Valeria era probabilmente sterile. Poichè non diede figli a Galerio, cui decise di adottare come proprio il figlio di una concubina di suo marito, di nome Candidiano. Valeria simpatizzava con i cristiani, come la madre Prisca, ma le due donne furono costrette a sacrificare pubblicamente agli dei, perché Galerio li perseguitava ferocemente.
Quando Galerio morì, nel 311, Licinio divenne imperatore, e gli furono affidate Valeria e sua madre Prisca. Le due donne, comunque fuggirono da Licinio, interessato a sposare Valeria per consolidare il suo potere, per mettersi sotto la protezione di Massimino Daia, già sposato, la cui figlioletta venne promessa in matrimonio al giovane erede adottivo Candidiano. Poco tempo dopo però anche Massimino Daia, volendo rafforzare la sua posizione al potere e impadronirsi dell'eredità di Galerio, propose a Valeria di sposarlo, promettendole che avrebbe divorziato dalla prima moglie.

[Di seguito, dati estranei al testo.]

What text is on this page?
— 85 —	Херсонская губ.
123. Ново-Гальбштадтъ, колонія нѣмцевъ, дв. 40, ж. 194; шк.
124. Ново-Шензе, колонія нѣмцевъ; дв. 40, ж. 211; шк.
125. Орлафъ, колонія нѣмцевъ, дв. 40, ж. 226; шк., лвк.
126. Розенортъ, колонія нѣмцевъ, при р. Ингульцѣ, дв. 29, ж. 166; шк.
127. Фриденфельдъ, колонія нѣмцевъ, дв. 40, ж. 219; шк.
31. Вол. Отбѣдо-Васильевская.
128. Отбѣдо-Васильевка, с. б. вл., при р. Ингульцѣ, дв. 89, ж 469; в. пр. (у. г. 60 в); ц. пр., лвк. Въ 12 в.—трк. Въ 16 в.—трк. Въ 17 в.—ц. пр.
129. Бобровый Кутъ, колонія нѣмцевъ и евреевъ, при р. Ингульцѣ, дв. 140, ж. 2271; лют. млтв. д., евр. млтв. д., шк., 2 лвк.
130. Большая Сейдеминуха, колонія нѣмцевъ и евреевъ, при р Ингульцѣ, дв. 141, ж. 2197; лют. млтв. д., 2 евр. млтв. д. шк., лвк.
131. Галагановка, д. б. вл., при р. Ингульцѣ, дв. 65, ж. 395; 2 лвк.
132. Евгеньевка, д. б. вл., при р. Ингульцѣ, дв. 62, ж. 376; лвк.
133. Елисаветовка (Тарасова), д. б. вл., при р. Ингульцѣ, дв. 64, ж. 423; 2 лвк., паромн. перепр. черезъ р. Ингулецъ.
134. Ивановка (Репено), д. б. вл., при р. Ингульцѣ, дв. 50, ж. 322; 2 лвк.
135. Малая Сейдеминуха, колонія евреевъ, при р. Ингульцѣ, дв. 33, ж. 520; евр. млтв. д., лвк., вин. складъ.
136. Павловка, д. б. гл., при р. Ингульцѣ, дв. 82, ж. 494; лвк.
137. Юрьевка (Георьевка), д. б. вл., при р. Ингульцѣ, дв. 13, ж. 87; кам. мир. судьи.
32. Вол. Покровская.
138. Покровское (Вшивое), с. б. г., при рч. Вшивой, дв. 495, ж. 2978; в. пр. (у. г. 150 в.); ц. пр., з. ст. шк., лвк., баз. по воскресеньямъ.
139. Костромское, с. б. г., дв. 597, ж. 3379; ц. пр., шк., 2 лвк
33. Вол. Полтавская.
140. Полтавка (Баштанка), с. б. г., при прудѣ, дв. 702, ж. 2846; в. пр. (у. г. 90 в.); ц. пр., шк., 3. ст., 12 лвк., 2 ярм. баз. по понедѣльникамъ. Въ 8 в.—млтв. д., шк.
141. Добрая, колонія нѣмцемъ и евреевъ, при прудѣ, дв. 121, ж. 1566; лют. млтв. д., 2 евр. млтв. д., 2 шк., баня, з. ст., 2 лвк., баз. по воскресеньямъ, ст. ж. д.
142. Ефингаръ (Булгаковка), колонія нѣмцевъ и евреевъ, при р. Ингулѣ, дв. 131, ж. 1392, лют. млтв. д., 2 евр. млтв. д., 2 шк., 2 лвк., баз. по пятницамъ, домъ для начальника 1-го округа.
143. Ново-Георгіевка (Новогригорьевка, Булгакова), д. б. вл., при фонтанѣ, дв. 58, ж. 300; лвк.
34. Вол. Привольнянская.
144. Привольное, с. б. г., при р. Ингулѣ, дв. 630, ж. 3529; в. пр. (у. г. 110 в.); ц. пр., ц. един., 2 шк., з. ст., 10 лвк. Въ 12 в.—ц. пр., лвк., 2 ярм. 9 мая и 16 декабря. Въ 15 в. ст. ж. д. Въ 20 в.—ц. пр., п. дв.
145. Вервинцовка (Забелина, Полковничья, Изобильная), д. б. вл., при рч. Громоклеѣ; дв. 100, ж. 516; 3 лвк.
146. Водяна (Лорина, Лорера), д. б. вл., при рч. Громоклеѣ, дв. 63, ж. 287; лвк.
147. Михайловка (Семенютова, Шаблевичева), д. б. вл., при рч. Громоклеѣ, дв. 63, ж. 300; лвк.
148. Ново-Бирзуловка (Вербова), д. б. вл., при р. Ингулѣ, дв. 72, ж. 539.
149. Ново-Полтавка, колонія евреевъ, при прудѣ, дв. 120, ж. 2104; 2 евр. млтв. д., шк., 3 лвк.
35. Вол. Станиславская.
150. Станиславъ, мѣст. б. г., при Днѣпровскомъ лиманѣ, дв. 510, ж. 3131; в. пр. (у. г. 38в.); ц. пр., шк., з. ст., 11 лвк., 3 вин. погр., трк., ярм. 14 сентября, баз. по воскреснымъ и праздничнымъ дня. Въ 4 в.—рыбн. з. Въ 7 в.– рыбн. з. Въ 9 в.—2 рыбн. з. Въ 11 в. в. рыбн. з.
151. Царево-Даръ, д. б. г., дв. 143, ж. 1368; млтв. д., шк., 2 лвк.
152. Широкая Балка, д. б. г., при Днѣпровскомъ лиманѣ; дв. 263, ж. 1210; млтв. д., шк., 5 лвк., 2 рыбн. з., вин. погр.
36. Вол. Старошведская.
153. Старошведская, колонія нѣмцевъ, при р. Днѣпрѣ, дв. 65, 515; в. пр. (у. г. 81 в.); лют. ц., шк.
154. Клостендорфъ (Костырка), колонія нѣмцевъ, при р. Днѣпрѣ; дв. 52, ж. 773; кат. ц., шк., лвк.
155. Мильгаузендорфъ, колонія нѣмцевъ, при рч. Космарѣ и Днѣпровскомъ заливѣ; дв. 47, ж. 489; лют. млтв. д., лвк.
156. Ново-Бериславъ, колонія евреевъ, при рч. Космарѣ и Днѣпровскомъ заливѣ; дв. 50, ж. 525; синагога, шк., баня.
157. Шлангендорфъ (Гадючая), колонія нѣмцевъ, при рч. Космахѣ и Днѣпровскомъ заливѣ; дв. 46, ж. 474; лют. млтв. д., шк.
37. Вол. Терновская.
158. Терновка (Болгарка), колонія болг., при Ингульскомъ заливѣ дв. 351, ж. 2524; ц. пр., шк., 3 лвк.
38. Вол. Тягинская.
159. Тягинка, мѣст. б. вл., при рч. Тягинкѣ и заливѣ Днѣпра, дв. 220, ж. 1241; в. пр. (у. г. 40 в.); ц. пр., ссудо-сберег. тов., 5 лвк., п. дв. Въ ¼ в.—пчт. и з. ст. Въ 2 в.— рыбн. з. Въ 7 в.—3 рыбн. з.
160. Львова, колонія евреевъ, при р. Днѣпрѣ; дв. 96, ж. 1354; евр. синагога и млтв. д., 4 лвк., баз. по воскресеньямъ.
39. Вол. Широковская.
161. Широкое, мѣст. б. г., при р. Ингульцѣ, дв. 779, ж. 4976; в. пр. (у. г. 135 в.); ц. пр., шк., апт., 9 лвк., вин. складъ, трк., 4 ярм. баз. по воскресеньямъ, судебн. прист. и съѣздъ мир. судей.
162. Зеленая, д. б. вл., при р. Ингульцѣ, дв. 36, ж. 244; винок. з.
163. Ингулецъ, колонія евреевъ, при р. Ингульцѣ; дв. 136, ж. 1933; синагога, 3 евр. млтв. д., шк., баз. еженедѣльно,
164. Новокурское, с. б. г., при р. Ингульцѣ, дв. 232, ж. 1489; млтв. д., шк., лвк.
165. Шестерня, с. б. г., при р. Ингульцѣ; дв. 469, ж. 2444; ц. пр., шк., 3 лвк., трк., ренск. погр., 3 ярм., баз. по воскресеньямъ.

Narra il retore Lattanzio nel De mortibus persecutorum che l'Augusta indossava ancora le vesti nere del lutto per Galerio e dignitosamente rifiutò le proposte di matrimonio di Massimino, grazie alla libertà che il suo tiolo e l'essere figlia di Diocleziano potevano permettergli: le sue argomentazioni furono che era ancora in lutto; che l'ex marito che era stato padre (adottivo) di Massimino, quindi il legame appariva quasi incestuoso; che era riprovevole per Massimino ripudiare una moglie fedele e vi era il rischio un tale marito avrebbe fatto lo stesso con lei alla prima occasione; infine che un'Augusta vedova prendesse un secondo marito era cosa contraria agli usi e senza precedenti.
Massimino si infuriò contro Valeria, ma non osava ucciderla, per cui la punì indirettamente, facendo condannare a morte tre nobili matrone sue amiche con false accuse di adulterio. Poi la fece arrestare e confinare con la madre in Siria, confiscando le sue proprietà. Valeria tuttavia riuscì con dei messi ad avvisare il padre della sua situazione, chiedendo aiuto. Diocleziano inviò a più riprese dei legati, ma le sue richieste di riscattare la figlia non vennero ascoltate da Massimino.
Alla morte di Massimino, Licinio decisa di avviare una purga dei possibili rivali, per cui fece assassinare a tradimento Candidiano, nipote adottivo di Diocleziano, a Nicomedia e ordinò la pena capitale per Valeria. La donna fu avvisata e riuscì a fuggire, nascondendosi in varie provincie per più di un anno, mascherata da plebea, finché non fu trovata a Tessalonica e catturata assieme alla madre Prisca. Le due donne furono portate sotto scorta, tra la compassione della folla, fino alla pubblica piazza, dove vennero decapitate. I loro corpi furono gettati in mare.